The query results page contains a list of all UniGene clusters that match the query. Each cluster is identified by an identifier, a description, and a gene symbol, if available. Cluster identifiers are prefixed with Hs for Homo sapiens, Rn for Rattus norvegicus, Mm for Mus musculus, or Dn for Danio rerio. The descriptions of UniGene clusters are taken from LocusLink, if available, or from the title of a sequence in the cluster. The UniGene report page for each cluster links to data from other NCBI resources (Fig. 12.5). At the top of the page are links to LocusLink, which provides descriptive information about genetic loci (Pruitt et al., 2000), OMIM, a catalog of human genes and genetic disorders, and HomoloGene.

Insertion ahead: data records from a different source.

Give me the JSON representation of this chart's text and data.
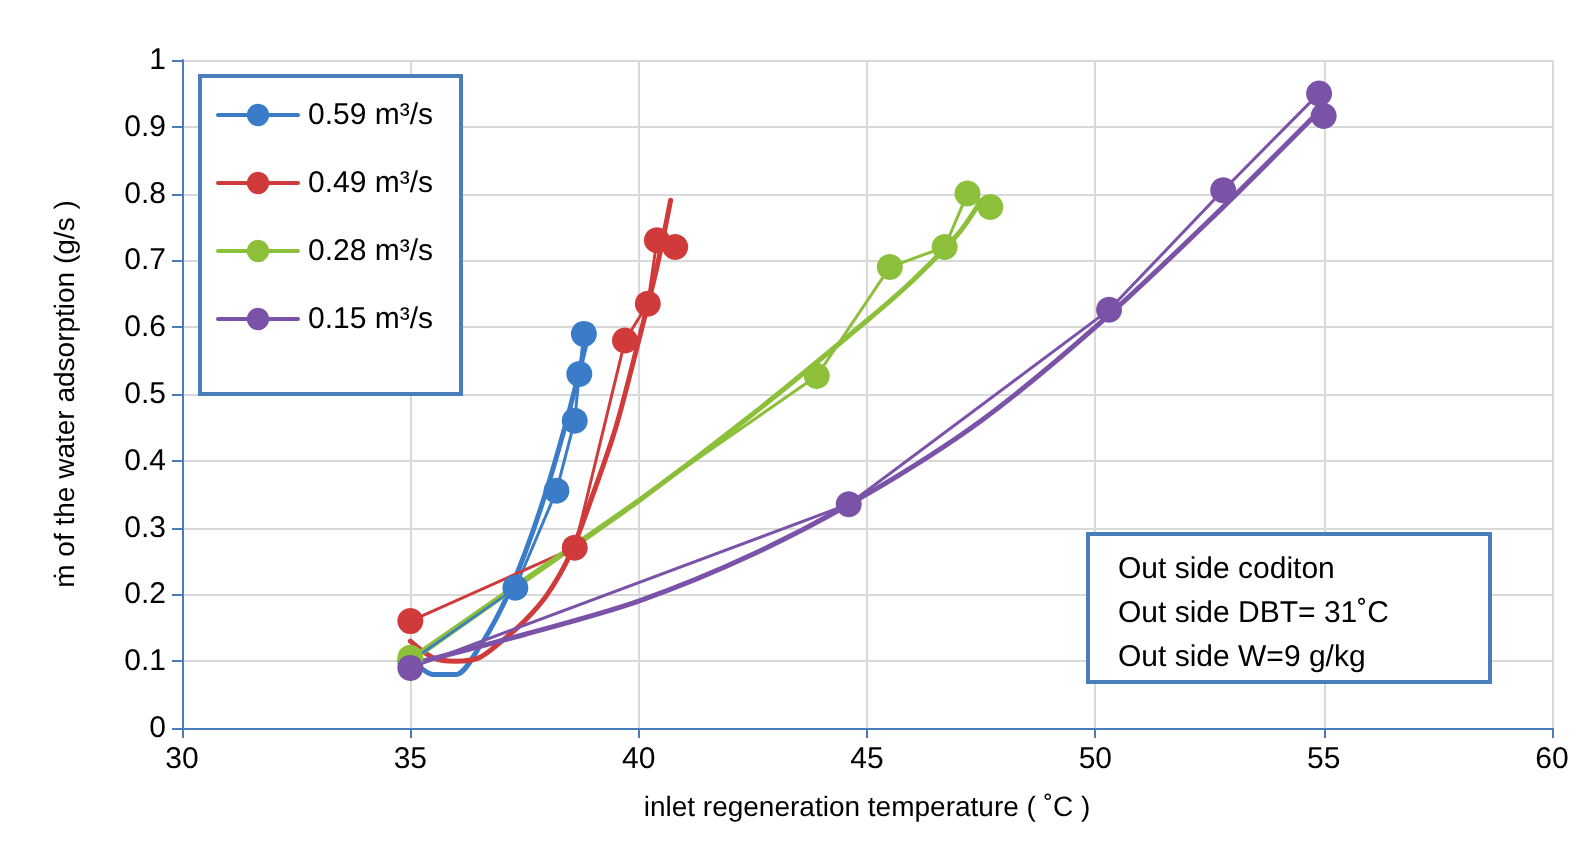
{
  "chart_data": {
    "type": "line",
    "xlabel": "inlet regeneration temperature ( ˚C )",
    "ylabel": "ṁ of the water adsorption (g/s )",
    "xlim": [
      30,
      60
    ],
    "xticks": [
      30,
      35,
      40,
      45,
      50,
      55,
      60
    ],
    "ylim": [
      0,
      1
    ],
    "yticks": [
      0,
      0.1,
      0.2,
      0.3,
      0.4,
      0.5,
      0.6,
      0.7,
      0.8,
      0.9,
      1
    ],
    "grid": true,
    "legend": "top left",
    "marker": "circle",
    "line_style": "solid",
    "annotations": [
      "Out side coditon",
      "Out side  DBT= 31˚C",
      "Out side W=9 g/kg"
    ],
    "series": [
      {
        "name": "0.59 m³/s",
        "color": "#3a7cc8",
        "x": [
          35,
          37.3,
          38.2,
          38.6,
          38.7,
          38.8
        ],
        "values": [
          0.1,
          0.21,
          0.355,
          0.46,
          0.53,
          0.59
        ]
      },
      {
        "name": "0.49 m³/s",
        "color": "#d03a3a",
        "x": [
          35,
          38.6,
          39.7,
          40.2,
          40.4,
          40.8
        ],
        "values": [
          0.16,
          0.27,
          0.58,
          0.635,
          0.73,
          0.72
        ]
      },
      {
        "name": "0.28 m³/s",
        "color": "#8cbf3a",
        "x": [
          35,
          43.9,
          45.5,
          46.7,
          47.2,
          47.7
        ],
        "values": [
          0.105,
          0.527,
          0.69,
          0.72,
          0.8,
          0.78
        ]
      },
      {
        "name": "0.15 m³/s",
        "color": "#7a52a8",
        "x": [
          35,
          44.6,
          50.3,
          52.8,
          54.9,
          55
        ],
        "values": [
          0.09,
          0.335,
          0.626,
          0.805,
          0.95,
          0.916
        ]
      },
      {
        "type": "line",
        "marker": "none",
        "color": "#3a7cc8",
        "x": [
          35,
          35.5,
          36,
          36.5,
          37,
          37.5,
          38,
          38.5,
          38.9
        ],
        "values": [
          0.105,
          0.08,
          0.08,
          0.12,
          0.18,
          0.26,
          0.36,
          0.48,
          0.59
        ]
      },
      {
        "type": "line",
        "marker": "none",
        "color": "#d03a3a",
        "x": [
          35,
          35.5,
          36,
          36.5,
          37,
          37.5,
          38,
          38.5,
          39,
          39.5,
          40,
          40.4,
          40.7
        ],
        "values": [
          0.13,
          0.105,
          0.1,
          0.105,
          0.13,
          0.16,
          0.2,
          0.26,
          0.35,
          0.45,
          0.58,
          0.69,
          0.79
        ]
      },
      {
        "type": "line",
        "marker": "none",
        "color": "#8cbf3a",
        "x": [
          35,
          37.5,
          40,
          42.5,
          45,
          46,
          47,
          47.5
        ],
        "values": [
          0.1,
          0.22,
          0.34,
          0.47,
          0.61,
          0.67,
          0.74,
          0.79
        ]
      },
      {
        "type": "line",
        "marker": "none",
        "color": "#7a52a8",
        "x": [
          35,
          37.5,
          40,
          42.5,
          45,
          47.5,
          50,
          52.5,
          55
        ],
        "values": [
          0.095,
          0.14,
          0.19,
          0.26,
          0.35,
          0.46,
          0.6,
          0.76,
          0.93
        ]
      }
    ]
  }
}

Next are listed similarities between the translations of DNA sequences in the cluster and protein sequences from model organisms, including human, mouse, rat, fruit fly, and worm. The subsequent section describes relevant mapping information. It is followed by ‘‘expression information,’’ which lists the tissues from which the ESTs in the cluster have been created, along with links to the SAGE database. Sequences making up the cluster are listed next, along with a link to download these sequences.
It is important to note that clusters that contain ESTs only (i.e., no mRNAs or annotated CDSs) will be missing some of these fields, such as LocusLink, OMIM, and mRNA/Gene links. UniGene titles for such clusters, such as ‘‘EST, weakly similar to ORF2 contains a reverse transcriptase domain [H. sapiens],’’ are derived from the title of a characterized protein with which the translated EST sequence aligns. The cluster title might be as simple as ‘‘EST’’ if the ESTs share no significant similarity with characterized proteins.
Retirement of UniGene
On February 1, 2019, the NCBI announced that it was retiring the UniGene database because "reference genomes are available for most organisms with a sizable research community. Consequently, the usage of and need for UniGene has dropped significantly." Access to the UniGene builds will remain available through FTP.